CVE-2021-22901: TLS session caching disaster

## Summary: lib/vtls/openssl.c `ossl_connect_step1` sets up the `ossl_new_session_cb` sessionid callback with `SSL_CTX_sess_set_new_cb`, and adds association from `data_idx` and `connectdata_idx` to current `conn` and `data` respectively: ``` SSL_CTX_set_session_cache_mode(backend->ctx, SSL_SESS_CACHE_CLIENT | SSL_SESS_CACHE_NO_INTERNAL); SSL_CTX_sess_set_new_cb(backend->ctx, ossl_new_session_cb); ``` ... ``` SSL_set_ex_data(backend->handle, data_idx, data); SSL_set_ex_data(backend->handle, connectdata_idx, conn); ``` Whenever the `ossl_new_session_cb` callback is called the code fetches the `conn` and `data` associated via: ``` conn = (struct connectdata*) SSL_get_ex_data(ssl, connectdata_idx); if(!conn) return 0; data = (struct Curl_easy *) SSL_get_ex_data(ssl, data_idx); ``` However, it is possible that the connection is disassociated from these pointers via `Curl_detach_connnection`, and reassociated to a different connection via `Curl_attach_connnection`. Yet, `Curl_detach_connnection` doesn't `SSL_set_ex_data` the `data_idx` / `connectdata_idx`/ to NULL, nor does `Curl_attach_connnection` update the pointers with new ones.

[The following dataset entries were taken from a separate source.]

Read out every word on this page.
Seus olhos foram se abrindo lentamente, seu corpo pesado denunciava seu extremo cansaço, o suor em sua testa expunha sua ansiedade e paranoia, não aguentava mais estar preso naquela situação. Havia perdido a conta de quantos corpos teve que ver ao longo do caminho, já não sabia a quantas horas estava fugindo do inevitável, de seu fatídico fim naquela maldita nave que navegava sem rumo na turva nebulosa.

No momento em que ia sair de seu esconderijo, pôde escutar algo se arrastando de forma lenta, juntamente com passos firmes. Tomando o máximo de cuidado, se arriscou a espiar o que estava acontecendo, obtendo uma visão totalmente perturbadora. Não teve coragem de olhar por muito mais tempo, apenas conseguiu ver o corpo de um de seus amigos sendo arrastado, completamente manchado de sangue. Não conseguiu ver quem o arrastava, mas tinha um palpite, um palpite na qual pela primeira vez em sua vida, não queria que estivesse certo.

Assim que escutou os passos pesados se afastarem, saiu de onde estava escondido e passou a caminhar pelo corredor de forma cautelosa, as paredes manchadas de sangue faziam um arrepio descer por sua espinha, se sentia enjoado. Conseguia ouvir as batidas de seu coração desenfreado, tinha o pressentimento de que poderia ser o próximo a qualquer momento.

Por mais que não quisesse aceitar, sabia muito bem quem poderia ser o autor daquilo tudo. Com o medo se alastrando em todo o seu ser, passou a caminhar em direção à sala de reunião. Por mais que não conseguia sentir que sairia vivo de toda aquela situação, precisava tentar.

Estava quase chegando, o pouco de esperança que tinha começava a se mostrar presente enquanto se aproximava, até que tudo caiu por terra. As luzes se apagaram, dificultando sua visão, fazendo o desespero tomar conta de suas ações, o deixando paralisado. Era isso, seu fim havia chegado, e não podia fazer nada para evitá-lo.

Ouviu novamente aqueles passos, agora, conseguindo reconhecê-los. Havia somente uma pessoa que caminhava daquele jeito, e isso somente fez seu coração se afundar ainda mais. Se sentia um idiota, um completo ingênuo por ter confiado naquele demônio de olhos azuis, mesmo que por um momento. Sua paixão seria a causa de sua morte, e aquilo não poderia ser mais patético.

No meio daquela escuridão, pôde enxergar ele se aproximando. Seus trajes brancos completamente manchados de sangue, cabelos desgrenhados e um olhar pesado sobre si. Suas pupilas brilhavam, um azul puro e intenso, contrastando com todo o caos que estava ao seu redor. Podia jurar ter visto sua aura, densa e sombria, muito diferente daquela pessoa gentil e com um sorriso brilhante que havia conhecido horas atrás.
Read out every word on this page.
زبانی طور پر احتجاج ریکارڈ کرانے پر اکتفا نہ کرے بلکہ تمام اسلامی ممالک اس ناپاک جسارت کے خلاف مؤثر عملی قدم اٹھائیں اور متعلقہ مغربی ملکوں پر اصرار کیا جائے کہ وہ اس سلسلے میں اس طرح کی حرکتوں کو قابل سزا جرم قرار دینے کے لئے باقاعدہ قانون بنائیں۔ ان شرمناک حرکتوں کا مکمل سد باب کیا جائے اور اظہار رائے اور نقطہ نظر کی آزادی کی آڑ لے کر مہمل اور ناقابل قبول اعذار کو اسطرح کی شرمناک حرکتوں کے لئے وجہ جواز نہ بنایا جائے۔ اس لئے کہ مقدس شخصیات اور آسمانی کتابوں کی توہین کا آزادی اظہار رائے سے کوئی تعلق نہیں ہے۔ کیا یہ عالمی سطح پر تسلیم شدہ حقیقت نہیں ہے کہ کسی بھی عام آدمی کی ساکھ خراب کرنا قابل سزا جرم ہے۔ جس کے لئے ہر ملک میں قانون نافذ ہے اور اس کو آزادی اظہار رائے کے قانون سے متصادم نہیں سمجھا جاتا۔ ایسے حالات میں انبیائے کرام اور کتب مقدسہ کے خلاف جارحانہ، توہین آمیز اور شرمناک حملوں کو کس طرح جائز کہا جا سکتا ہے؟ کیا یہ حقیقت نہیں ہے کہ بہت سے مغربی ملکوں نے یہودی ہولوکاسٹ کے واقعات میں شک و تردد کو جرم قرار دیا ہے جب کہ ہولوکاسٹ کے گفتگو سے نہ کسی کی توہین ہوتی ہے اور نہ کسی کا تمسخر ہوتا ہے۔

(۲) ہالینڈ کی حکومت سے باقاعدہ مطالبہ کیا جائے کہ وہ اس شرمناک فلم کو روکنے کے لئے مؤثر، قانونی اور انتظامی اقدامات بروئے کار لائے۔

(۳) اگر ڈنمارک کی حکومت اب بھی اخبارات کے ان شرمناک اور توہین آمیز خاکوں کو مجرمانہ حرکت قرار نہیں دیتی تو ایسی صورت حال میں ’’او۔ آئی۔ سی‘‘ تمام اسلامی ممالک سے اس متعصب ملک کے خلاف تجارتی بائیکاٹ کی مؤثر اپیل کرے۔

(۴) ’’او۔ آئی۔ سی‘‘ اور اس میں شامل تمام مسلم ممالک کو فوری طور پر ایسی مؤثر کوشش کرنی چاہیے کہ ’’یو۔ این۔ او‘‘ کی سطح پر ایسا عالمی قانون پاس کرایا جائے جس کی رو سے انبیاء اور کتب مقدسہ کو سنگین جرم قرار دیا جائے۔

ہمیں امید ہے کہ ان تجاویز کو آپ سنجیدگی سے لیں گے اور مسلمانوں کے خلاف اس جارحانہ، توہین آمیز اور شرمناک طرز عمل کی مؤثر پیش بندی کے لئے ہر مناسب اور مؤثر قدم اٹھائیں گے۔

I am not absolutely certain but this appears to lead to a situation where a stale pointer(s) can exists when the session callback is called. ## Steps To Reproduce: Unfortunately I currently have no easy to way reproduce this issue. I might attempt to do this later. ## Notes This issue is currently lacking information but includes what I believe is the potential root cause of the issue. This information might be wrong or lacking necessary details to make full determination of the validity of this issue at this time. This issue seems to be occurring somewhat periodically when webkit browser is built with the libcurl backend. Typically this is a rare use case, I know of only Sony Playstation devices that use in larger scale. ## Impact Use after free, with potential for (remote(*)) code execution as `ossl_new_session_cb` calls `Curl_ssl_sessionid_lock(data);` with potentially repurposed memory. Attacker would need to control `data->share` pointer to attacker controller memory. This fake `struct Curl_share` would need to be crafted in a way that `if(share->specifier & (1<<type))` is taken. `share->lockfunc` would then get called by the function, resulting in code execution. *) caveat here, as it is unknown if external attacker can trigger this situation. It would be difficult, but cannot be completely ruled out.